Para presidente do TSE, voto impresso traria grande tumulto para o processo eleitoral

O ministro Luís Roberto Barroso, presidente do Tribunal Superior Eleitoral (TSE) fez um balanço geral das Eleições Municipais de 2020 na noite deste domingo (29). Ele defendeu a confiabilidade das urnas eletrônicas e nomeou todos os prefeitos e vices eleitos das principais capitas do país.

Nesta semana, a presidente da AMB, Renata Gil, falou ao jornal O Estado de S.Paulo sobre confiabilidade das urnas. A magistrada, que foi juíza eleitoral por 17 anos, reafirmou a importância do TSE na garantia da lisura do pleito. Leia a íntegra do texto aqui. 

Nesta noite, Barroso explicou que as urnas eletrônicas não ficam em rede, por isso não são conectadas entre sí. De acordo com ele, o programa das urnas é submetido a verificação pelos partidos, pelo Ministério Público e pela Ordem dos Advogados do Brasil. “É verificável a qualquer momento se houver alteração”, disse Barroso.

O ministro contou que no início do pleito a urna emite um boletim chamado de zerésima, que mostra que não há nenhum voto dentro dessa urna. No fim da votação, também é emitido um documento que mostra a quantidade de votos realizados.
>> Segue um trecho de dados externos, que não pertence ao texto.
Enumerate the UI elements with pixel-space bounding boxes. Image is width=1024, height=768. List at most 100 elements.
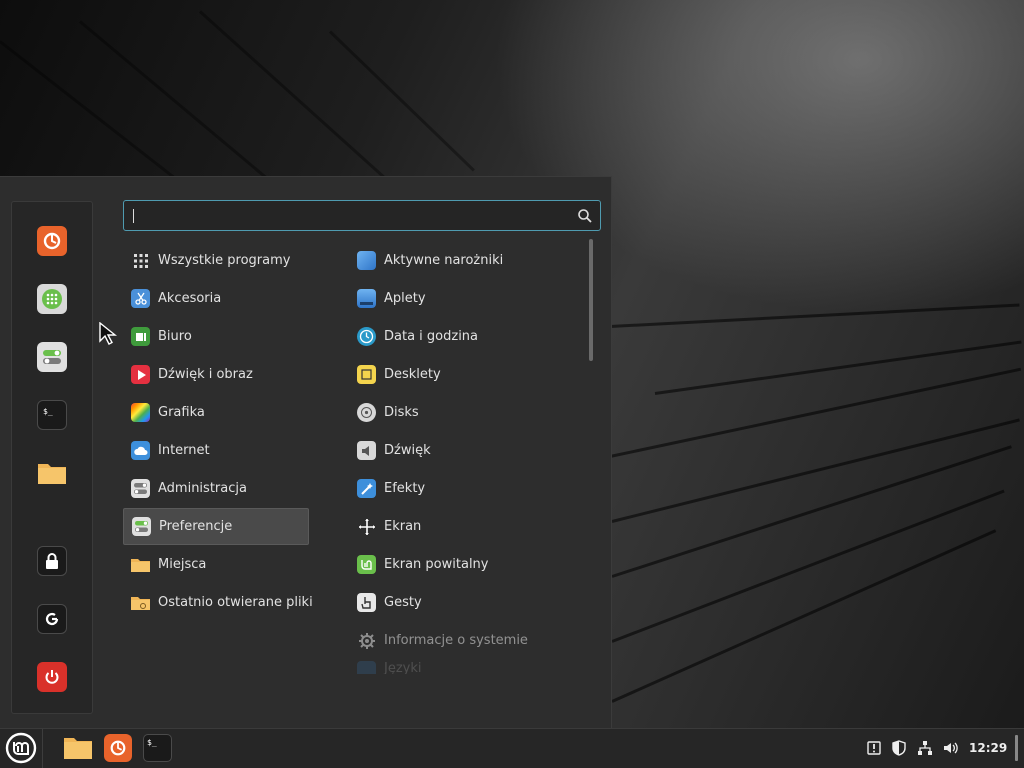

Os boletins são enviados ao TSE por meio de um sistema criptografado, ou seja, protegido. “É por esta razão que o sistema não é fraudável e ninguém nunca demonstrou nenhuma fraude”, disse o ministro.

Ao ser questionado sobre o voto impresso, Barroso disse que a modalidade traria grande tumulto para o processo eleitoral brasileiro. “Os candidatos derrotados iriam pedir recontagem de votos e isso resultaria na judicialização excessiva”, avaliou.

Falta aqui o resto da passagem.